出典:当社実績(匿名・複数案件のレンジ)

まとめ

生成AI PoCが「物足りない」で止まるのは、技術ではなく進め方の問題です。成功の定義を経営と現場で先に合わせ、本番の前提を設計に織り込み、スモールスタートで信頼を積み上げる。この3つがそろえば、検証止まりを抜けて本番実装へ進めます。
PoCは「動かすこと」がゴールではありません。分析やAIを単発で終わらせず実装に転換し、現場の意思決定に組み込むこと。そこまで描けているかが、塩漬けになるPoCと成果を出すPoCを分けます。

データの整理や分析基盤の構築について、何から手をつければよいかわからない場合や、自社の状況を整理したい場合は、お気軽にご相談ください。

よくある質問

Q. PoCから本番実装まで、どのくらいの期間がかかりますか?
A. 対象を一つに絞れば、要件定義に約3か月、PoCに約2か月が目安です。本番システムまで含めると通算で約9〜12か月の段階移行になります。

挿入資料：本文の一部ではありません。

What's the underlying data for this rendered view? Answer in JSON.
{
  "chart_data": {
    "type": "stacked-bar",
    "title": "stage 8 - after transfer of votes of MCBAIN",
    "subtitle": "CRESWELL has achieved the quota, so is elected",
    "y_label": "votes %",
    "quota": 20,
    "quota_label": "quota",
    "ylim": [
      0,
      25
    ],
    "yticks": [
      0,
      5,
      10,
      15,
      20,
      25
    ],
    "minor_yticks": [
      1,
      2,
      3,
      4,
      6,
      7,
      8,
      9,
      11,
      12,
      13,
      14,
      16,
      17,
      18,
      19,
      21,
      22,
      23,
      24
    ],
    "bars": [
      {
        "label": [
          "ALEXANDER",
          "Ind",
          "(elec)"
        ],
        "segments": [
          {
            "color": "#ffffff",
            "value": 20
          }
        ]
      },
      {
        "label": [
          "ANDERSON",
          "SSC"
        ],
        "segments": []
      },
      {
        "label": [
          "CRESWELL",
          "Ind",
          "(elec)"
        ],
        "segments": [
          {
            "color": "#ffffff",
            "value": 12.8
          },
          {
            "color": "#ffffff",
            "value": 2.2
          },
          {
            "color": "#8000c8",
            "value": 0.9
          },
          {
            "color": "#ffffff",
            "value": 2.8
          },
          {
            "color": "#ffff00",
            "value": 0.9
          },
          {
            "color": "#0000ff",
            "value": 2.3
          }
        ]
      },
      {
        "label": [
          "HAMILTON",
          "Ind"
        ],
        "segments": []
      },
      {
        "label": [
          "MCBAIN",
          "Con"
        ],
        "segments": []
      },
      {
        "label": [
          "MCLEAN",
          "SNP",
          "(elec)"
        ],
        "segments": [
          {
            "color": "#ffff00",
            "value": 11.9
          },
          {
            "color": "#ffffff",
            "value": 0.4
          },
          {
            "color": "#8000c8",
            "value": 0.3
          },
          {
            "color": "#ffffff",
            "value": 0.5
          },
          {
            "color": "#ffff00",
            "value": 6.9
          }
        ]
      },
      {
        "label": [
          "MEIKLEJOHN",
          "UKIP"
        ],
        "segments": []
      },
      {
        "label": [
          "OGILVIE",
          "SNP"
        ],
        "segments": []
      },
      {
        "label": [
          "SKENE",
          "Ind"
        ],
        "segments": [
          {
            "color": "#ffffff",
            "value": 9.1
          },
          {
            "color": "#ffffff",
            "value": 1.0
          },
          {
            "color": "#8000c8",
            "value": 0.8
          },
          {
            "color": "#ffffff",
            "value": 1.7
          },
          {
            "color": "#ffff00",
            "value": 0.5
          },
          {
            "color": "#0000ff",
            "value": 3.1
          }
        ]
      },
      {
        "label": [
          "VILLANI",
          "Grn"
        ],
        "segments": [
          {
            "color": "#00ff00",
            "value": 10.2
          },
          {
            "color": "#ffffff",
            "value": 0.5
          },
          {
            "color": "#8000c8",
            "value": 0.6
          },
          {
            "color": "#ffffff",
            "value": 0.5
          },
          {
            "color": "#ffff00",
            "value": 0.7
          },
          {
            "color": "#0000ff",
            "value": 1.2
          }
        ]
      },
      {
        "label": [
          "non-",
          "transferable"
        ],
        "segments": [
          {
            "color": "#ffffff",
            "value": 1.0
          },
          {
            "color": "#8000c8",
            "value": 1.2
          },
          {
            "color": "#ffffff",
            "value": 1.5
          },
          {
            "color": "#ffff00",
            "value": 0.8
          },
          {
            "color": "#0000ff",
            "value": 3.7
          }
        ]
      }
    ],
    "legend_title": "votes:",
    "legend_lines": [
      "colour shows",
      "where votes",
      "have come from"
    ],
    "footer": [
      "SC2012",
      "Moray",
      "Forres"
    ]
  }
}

Q. PoCで止めないために、最初に決めるべきことは何ですか?
A. 成功の測り方(正答率・探索時間・利用率など)を数値で先に決めることです。あわせて、データ連携・アクセス権限・運用・コストといった本番の前提を、PoCの検証項目に入れておくと後戻りを防げます。

Q. 内製と外注(伴走)はどちらがよいですか?
A. 海外調査では内製ビルドの成功率は外部連携の半分ほどにとどまります。成功の定義づくりと評価の仕組みは外部と組み、運用は社内に残す形が、本番到達率と自走力の両立には現実的です。